In spring of 108, Metellus led his reorganised army into Numidia; Jugurtha was alarmed and attempted negotiation, but Metellus prevaricated; and, without granting Jugurtha terms, he conspired with Jugurtha's envoys to capture Jugurtha and deliver him to the Romans. The crafty Jugurtha, guessing Metellus' intentions, broke up negotiation and retreated. Metellus followed and crossed the mountains into the desert, advancing to the river Muthul where the Numidians ambushed them. Through the capable leadership of Metellus, Marius and Rutilius Rufus the Romans won an indecisive victory at the Battle of the Muthul. Later that year Metellus surprised Jugurtha by capturing the treasury fortresses at Thala.

The following year (107 BC), one of the new consuls, Gaius Marius, took over command of the war against Jugurtha. Marius marched west plundering the Numidian countryside, seizing minor Numidian towns and fortresses trying to provoke Jugurtha into a set-piece battle, but the Numidian king refused to engage. Marius destroyed the Numidian city of Capsa; after which town after town fell, most without military action. By the beginning of 106 BC, Marius had carved a path of destruction through the Numidian heartland, and subdued most of Jugurtha's kingdom in the process. He now reached one of Jugurtha's primary treasuries, which was kept in a fortress town near the River Muluccha.

==The siege==
Marius was determined to capture the town and its treasury, but because of the landscape and the location of fortress he was unable to employ the necessary siege engines. Several attempts at storming the fortress ended in failure.

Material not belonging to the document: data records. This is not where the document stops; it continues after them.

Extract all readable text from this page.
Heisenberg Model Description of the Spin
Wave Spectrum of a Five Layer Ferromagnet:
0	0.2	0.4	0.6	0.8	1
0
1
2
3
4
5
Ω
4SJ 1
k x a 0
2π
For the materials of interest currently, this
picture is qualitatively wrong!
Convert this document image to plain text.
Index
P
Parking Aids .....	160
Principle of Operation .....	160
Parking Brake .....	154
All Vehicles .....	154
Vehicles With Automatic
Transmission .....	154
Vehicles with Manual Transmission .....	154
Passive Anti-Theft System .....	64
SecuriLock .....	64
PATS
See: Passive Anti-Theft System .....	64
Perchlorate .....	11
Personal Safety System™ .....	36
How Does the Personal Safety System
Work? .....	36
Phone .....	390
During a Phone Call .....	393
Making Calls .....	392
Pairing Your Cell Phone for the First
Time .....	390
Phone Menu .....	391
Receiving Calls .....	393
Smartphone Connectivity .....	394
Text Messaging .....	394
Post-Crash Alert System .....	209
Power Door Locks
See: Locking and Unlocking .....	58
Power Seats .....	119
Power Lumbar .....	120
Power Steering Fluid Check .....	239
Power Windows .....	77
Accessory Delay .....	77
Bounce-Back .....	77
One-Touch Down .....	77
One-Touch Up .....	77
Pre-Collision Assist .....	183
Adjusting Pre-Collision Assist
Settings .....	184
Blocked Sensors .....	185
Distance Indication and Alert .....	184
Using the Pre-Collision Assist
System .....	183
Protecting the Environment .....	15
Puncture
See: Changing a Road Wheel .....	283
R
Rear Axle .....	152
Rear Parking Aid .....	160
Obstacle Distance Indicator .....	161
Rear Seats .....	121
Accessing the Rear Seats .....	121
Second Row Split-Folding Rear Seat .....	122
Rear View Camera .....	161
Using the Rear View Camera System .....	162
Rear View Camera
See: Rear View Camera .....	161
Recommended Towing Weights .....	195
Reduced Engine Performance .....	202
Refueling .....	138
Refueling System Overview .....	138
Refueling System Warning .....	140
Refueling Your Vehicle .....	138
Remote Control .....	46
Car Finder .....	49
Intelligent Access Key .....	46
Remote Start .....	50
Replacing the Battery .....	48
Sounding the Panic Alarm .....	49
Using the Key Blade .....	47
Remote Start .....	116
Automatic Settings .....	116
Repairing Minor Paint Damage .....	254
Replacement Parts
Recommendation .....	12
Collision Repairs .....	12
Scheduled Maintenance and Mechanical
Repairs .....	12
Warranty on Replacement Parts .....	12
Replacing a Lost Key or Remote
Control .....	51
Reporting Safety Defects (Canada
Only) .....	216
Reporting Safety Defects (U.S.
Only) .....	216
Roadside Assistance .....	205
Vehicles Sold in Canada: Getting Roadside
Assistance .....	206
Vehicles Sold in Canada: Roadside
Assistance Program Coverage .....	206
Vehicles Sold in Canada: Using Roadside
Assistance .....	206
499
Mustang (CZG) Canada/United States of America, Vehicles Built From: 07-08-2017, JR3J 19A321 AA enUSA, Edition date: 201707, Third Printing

By chance, a Ligurian auxiliary had gone in search of water at the base of the elevated town's rear. Apparently, he was in the mood for snails and went climbing to look for them. As he sought his dinner he found a way onto the plateau and into the town. He returned to the camp and reported what he had discovered. Marius assigned five horn players and four centurions to accompany the Ligurian and infiltrate the town. The Romans created a diversion to draw the defenders attention to the front of the town so the infiltration party could enter via the rear. When the infiltration party was in place Marius ordered a full assault on the town. He sent a testudo towards the gate. While the Numidian were defending against Marius' offensive they suddenly heard horns coming from inside the town. The horns caused confusion and panic, the Romans took advantage of the situation, storming the walls and sacking the settlement.

==Aftermath==
Jugurtha continued his war against Rome for two more years. Unfortunately for Jugurtha, Marius and his subordinate Sulla were able to convince king Bocchus, Jugurtha's ally and father-in-law, it was in his best interest to abandon his son-in-law. Bocchus conspired with Sulla, who had traveled to Mauretania on a special mission to capture Jugurtha. It was a dangerous operation from the beginning, with King Bocchus weighing up the advantages of handing Jugurtha over to Sulla or Sulla over to Jugurtha. In the end Bocchus decided his future lay with Rome and he helped capture Jugurtha. Although Sulla had engineered the capture of Jugurtha, as Sulla was serving under Marius at the time, Marius took credit for this feat. The publicity attracted by this feat boosted Sulla's political career.

==In popular culture==
A fictionalized account of the siege, with a particular focus on the snail-loving auxiliary and his discovery, appears in Colleen McCullough's novel The First Man in Rome.